Einstein Science Reporting for Kids
[ E-mail ]

Contact: Science Press Package
American Association for the Advancement of Science

Great White shark swims laps in the ocean

A great white shark swam across the Indian Ocean twice in nine months. The female shark swam from South Africa to Australia and then back to South Africa, according to a new study.

If lots of other great white sharks make similar trips, then great white sharks could be in more danger from large-scale fishing operations in the open ocean than people generally imagine.

The scientists named the shark "Nicole" in honor of the Australia actor and white shark lover Nicole Kidman, said Science author Ramón Bonfil from the Wildlife Conservation Society in Bronx, New York.

Nicole is a record-breaking shark. Her swim is the first concrete link between the great white sharks that live in South Africa and the great white sharks that live in Australia. This swim is also the first known round trip swim of an individual shark across an ocean. It is also the fastest back-and-forth swim across an ocean of any marine creature.

The shark scientists tracked the movements of the female great white shark's 99-day swim from South Africa to Australia. They attached a gadget to her that communicated information on her swim to a satellite. About six months after Nicole arrived in Australia, researchers spotted her off the coast of South Africa once again. Finding her in South Africa again meant that she made a round trip across the Indian Ocean. They identified her using pictures of the triangle-shaped dorsal fin on her back.
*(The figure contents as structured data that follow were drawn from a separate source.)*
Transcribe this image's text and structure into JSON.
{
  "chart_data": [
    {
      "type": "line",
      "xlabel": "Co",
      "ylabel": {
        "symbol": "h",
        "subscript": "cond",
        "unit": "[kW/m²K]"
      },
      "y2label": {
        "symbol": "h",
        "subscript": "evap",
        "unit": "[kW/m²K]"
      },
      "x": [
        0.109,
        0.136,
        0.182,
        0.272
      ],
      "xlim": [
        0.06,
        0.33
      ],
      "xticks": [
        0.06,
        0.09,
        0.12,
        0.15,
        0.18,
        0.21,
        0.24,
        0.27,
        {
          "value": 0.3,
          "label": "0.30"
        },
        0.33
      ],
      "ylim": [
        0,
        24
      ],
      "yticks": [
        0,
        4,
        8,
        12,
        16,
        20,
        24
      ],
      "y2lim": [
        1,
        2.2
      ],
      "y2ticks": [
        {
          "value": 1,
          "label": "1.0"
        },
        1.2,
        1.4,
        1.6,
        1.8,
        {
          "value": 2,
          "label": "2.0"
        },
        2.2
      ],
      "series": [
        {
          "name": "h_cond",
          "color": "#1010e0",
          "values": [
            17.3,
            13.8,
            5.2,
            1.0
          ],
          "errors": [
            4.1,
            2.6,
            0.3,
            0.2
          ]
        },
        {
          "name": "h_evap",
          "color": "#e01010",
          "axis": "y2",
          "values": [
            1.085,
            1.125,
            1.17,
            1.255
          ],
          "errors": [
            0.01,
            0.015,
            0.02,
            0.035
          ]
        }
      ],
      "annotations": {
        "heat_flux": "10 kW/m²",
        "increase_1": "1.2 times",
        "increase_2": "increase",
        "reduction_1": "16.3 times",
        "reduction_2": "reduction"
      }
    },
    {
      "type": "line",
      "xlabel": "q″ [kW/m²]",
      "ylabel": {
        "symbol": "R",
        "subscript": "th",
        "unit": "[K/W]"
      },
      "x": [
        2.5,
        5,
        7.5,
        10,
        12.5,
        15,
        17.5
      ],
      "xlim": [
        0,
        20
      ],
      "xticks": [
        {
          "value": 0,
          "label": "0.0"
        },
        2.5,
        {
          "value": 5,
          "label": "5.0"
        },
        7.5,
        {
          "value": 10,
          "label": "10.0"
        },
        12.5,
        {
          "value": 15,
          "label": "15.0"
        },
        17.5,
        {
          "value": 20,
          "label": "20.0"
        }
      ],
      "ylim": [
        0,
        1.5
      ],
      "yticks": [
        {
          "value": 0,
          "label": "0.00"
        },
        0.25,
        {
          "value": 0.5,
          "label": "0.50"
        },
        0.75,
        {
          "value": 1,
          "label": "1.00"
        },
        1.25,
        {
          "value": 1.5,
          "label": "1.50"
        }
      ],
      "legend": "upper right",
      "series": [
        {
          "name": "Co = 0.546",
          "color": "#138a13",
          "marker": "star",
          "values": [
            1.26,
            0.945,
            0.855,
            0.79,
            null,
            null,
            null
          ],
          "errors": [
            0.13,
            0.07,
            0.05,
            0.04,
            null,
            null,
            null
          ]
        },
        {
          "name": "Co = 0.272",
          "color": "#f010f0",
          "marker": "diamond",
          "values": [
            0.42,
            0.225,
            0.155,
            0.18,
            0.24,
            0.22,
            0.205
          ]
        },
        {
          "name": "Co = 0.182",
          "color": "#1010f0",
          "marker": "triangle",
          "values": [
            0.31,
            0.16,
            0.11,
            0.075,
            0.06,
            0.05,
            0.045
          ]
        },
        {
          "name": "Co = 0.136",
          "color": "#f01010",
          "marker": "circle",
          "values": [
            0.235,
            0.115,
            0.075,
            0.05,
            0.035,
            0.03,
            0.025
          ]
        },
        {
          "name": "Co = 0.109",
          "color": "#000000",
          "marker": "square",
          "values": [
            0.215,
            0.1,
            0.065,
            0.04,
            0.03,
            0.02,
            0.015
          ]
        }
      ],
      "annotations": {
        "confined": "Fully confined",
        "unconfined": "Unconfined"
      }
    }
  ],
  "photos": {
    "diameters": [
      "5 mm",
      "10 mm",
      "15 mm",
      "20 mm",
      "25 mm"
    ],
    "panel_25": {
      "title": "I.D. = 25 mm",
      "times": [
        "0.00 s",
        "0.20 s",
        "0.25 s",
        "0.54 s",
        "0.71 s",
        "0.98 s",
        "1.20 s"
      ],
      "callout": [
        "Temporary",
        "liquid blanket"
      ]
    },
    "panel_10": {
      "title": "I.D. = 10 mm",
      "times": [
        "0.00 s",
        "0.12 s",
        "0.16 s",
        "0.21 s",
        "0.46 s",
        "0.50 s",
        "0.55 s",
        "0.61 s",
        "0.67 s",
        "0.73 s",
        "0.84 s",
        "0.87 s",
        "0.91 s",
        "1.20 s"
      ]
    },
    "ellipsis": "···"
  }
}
During Nicole's approximately 11,100 kilometer trip from South Africa to Australia, she swam close to the ocean surface more than half of the time. She also spent lots of time deep in the ocean. Swimming near the surface may have allowed the shark to use the stars, the moon or planets as a kind of compass or map, but the scientists are not sure about this.

In the new study, the researchers also describe the movements of other great white sharks, including long-distance swims along the southeastern South African coast. Many great white sharks return to their home waters after long trips, the scientists found.

This research appears in the 07 October 2005 issue of the journal Science.